6. Il résulte de tout ce qui précède, sans qu'il soit besoin de se prononcer sur les autres moyens de la requête, que M. C est fondé à demander l'annulation de l'arrêté du

28 septembre 2021 par lequel le préfet de la Seine-Saint-Denis a refusé de lui délivrer un titre de séjour, l'a obligé à quitter le territoire français dans un délai de trente jours, et a fixé le pays de destination.

Sur les conclusions à fin d'injonction :

7. L'annulation de l'arrêté contesté implique seulement, eu égard au motif d'annulation retenu, que le préfet de la Seine-Saint-Denis procède au réexamen de la demande de M. C. Dès lors, il y a lieu d'enjoindre au préfet d'y procéder dans un délai de trois mois à compter de la notification du présent jugement et de délivrer au requérant, dans cette attente, une autorisation provisoire de séjour. Il n'y a pas lieu d'assortir cette injonction d'une astreinte.

Sur les frais non compris dans les dépens :

8. M. C a été admis au bénéfice de l'aide juridictionnelle totale.
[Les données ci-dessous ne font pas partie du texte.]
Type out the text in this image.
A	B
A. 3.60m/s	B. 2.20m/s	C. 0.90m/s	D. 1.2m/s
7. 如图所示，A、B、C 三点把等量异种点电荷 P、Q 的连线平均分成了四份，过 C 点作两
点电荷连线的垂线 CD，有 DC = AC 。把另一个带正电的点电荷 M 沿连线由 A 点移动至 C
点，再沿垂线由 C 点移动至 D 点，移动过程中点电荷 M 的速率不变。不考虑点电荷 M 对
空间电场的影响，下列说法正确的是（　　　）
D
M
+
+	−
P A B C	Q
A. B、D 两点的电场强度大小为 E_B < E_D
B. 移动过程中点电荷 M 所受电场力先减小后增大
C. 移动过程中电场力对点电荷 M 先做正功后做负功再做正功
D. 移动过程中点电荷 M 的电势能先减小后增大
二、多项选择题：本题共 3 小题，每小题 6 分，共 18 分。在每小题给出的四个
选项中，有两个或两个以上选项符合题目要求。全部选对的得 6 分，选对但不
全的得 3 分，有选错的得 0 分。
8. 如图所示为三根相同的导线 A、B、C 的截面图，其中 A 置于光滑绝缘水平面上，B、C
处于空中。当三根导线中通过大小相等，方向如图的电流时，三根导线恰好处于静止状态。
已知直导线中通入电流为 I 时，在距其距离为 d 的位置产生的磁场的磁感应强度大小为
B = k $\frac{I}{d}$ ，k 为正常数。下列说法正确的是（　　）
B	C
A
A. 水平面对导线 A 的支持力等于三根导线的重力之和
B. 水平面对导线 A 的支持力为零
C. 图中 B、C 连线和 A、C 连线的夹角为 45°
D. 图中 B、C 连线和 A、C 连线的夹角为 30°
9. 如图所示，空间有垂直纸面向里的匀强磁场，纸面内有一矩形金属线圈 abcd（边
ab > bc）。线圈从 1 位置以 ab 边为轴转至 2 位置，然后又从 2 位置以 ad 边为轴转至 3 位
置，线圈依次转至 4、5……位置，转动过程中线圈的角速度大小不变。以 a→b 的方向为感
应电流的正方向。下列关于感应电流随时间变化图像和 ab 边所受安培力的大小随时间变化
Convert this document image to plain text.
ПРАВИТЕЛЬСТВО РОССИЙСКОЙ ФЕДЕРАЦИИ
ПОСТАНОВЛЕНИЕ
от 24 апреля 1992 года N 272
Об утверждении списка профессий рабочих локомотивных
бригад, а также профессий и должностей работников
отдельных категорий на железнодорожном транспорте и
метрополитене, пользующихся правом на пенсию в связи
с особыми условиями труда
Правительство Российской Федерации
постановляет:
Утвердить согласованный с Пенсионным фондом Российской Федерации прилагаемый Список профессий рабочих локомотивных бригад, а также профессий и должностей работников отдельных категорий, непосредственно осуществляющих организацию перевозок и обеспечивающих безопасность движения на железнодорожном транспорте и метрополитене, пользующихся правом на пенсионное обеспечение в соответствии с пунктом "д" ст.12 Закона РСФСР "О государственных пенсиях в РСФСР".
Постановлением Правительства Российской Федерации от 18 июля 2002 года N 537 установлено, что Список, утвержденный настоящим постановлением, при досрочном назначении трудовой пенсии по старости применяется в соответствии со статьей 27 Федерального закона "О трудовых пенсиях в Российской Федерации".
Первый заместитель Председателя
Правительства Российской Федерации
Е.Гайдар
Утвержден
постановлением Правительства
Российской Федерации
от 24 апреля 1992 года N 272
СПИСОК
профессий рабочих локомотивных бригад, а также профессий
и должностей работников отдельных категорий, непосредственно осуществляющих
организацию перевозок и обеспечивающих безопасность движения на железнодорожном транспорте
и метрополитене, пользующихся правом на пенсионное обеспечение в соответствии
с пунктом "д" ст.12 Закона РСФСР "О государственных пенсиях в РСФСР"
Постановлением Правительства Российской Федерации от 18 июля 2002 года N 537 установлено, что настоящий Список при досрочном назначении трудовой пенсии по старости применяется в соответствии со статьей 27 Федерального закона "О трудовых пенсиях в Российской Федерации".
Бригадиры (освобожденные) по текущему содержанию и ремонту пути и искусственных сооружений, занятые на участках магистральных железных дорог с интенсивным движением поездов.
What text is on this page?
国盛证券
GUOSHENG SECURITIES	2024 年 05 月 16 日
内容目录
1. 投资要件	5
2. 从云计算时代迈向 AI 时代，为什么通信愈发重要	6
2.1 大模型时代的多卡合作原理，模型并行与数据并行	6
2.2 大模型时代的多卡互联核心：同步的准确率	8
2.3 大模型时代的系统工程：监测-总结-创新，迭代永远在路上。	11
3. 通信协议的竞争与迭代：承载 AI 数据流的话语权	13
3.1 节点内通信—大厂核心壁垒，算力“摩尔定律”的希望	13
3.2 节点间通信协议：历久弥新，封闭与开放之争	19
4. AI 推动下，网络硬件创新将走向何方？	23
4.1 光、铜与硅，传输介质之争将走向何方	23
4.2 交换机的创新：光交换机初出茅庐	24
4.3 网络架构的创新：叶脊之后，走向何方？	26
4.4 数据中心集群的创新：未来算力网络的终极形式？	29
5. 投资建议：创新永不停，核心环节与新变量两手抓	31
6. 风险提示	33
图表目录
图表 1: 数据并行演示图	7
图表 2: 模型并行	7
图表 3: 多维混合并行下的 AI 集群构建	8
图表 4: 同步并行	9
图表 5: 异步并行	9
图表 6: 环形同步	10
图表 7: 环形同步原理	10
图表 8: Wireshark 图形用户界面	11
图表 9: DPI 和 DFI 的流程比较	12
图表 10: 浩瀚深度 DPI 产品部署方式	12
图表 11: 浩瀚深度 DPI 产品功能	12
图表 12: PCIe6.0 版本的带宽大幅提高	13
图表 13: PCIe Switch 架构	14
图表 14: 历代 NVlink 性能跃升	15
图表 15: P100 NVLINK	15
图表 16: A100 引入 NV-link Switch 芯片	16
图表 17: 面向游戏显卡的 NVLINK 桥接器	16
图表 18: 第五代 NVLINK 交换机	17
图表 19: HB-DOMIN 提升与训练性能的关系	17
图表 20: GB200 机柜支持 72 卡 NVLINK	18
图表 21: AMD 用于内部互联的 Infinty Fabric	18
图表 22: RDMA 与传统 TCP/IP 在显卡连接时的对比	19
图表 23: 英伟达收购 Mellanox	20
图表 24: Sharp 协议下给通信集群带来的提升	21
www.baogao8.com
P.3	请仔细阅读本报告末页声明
Son avocat peut ainsi prétendre au bénéfice des dispositions combinées des articles L. 761-1 du code de justice administrative et 37 de la loi du 10 juillet 1991. Par suite, il y a lieu de mettre à la charge de l'Etat le versement à Me Christophel de la somme de 1 000 euros au bénéfice des frais exposés et non compris dans les dépens, sous réserve que celui-ci renonce à la part contributive de l'Etat au titre de l'aide juridictionnelle.

D E C I D E :

Article 1er : L'arrêté du préfet de la Seine-Saint-Denis en date du 28 septembre 2021 est annulé.

Article 2 : Il est enjoint au préfet de la Seine-Saint-Denis de procéder à un nouvel examen de la demande de M. C dans un délai de trois mois à compter de la notification du présent jugement et de lui délivrer, dans cette attente, une autorisation provisoire de séjour.

Article 3 : Sous réserve de la renonciation de Me Christophel à percevoir la somme correspondant à la part contributive de l'Etat, ce dernier versera à cet avocat la somme de 1 000 euros en application de l'article 37 de la loi du 10 juillet 1991 et de l'article L. 761-1 du code de justice administrative.

Article 4 : Le surplus des conclusions de la requête est rejeté.

Article 5 : Le présent jugement sera notifié à M. A C et au préfet de la Seine-Saint-Denis.

Délibéré après l'audience du 5 avril 2023, à laquelle siégeaient :

M. Michel Romnicianu, président,

Mme Nathalie Dupuy-Bardot, première conseillère,

M. Youssef Khiat, conseiller.

Rendu public par mise à disposition au greffe le 19 avril 2023.

Le rapporteur,

Y. Khiat

Le président,

M. B

La greffière,

S. Le Bourdiec

La République mande et ordonne au préfet de la Seine-Saint-Denis, en ce qui le concerne, et à tous commissaires de justice à ce requis en ce qui concerne les voies de droit commun, contre les parties privées, de pourvoir à l'exécution de la présente décision.